The first step to accuracy of a piston gun is to ensure that all screws are secure and the sights are rated for use on a piston airgun. Another potential issue regarding accuracy is resonance in the spring used to power the piston in most airguns. The spring will vibrate strongly as the piston stops, and this will affect the harmonics of the gun. A gas spring will, if one can be fitted to a given model, provide vibrationless action, though with some loss of efficiency and even sharper recoil. Spring driven pistons also respond well to accurizing; careful fitting of parts and use of quality lubricants and spring damping tar can reduce the level of vibrations and improve accuracy.

===CO_{2}===
CO_{2} is commonly found in multishot airguns, from the cheapest plinkers to Olympic class target guns, though the latter are facing competition from regulated precharged pneumatics. CO_{2}'s advantage is that it is stored in a liquid form, rather than a gas, and as such provides a greater power density. The liquid also provides a constant pressure, the vapor pressure, as long as there is liquid remaining in the reservoir. The downside to CO_{2} is that it is dependent upon the vapor pressure, which changes significantly with temperature. This is of primary concern to outdoor shooters, who may shoot in widely varying temperatures, or for rapid fire shooters, as rapid release of the gas results in a rapid drop in the temperature of the liquid.

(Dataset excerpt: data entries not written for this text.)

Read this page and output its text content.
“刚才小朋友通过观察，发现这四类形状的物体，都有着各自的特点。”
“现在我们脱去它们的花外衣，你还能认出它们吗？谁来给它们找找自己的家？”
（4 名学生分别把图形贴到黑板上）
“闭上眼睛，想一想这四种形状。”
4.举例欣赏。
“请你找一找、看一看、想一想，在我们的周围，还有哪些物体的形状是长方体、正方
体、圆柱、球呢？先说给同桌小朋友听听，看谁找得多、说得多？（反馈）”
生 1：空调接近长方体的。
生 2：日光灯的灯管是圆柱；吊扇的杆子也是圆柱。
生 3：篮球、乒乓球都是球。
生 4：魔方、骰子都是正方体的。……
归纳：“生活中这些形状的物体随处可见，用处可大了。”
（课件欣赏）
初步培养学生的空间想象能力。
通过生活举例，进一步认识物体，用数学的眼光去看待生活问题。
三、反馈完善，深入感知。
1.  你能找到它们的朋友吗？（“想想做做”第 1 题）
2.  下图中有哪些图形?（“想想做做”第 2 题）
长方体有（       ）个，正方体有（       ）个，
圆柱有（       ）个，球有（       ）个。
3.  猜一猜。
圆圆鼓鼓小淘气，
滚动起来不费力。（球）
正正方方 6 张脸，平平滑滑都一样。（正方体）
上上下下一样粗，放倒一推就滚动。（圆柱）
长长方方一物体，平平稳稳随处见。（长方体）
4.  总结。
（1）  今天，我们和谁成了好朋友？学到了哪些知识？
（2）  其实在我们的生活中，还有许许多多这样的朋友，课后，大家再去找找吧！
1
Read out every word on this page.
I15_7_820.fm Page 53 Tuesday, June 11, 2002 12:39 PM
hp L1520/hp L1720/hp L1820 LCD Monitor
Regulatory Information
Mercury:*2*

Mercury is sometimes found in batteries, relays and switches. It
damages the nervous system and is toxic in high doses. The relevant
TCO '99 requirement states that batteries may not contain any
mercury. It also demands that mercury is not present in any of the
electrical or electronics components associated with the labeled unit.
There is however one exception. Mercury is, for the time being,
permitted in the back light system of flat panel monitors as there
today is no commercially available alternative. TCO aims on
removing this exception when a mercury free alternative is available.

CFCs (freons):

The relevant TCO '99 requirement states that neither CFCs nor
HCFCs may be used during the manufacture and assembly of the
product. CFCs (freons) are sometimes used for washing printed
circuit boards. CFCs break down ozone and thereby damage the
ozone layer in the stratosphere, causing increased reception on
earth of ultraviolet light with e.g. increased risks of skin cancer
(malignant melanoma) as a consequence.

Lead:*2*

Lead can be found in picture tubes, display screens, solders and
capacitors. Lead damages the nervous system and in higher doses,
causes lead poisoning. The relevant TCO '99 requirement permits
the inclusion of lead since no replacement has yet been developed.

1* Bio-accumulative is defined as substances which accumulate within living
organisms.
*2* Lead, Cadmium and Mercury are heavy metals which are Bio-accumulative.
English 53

The issue of temperature change is not readily addressable, other than by the use of readily adjustable sights, so the shooter can adjust the sights to match the point of impact based on the current ambient conditions. In the case of rapid fire, there is a solution that can provide far greater stability for many guns. The original CO_{2} airguns were filled from an external source of CO_{2}, but in 1954 Crosman introduced the 12 gram Powerlet, a compact, disposable tank now ubiquitous in inexpensive CO_{2} airguns. The downside to these is that the small quantity of CO_{2} liquid cools down quickly, leading to a rapid drop in velocity and a changing point of impact. By moving to a bulk fill system, with a much larger tank, there is more liquid available, and the greater mass will cool far more slowly.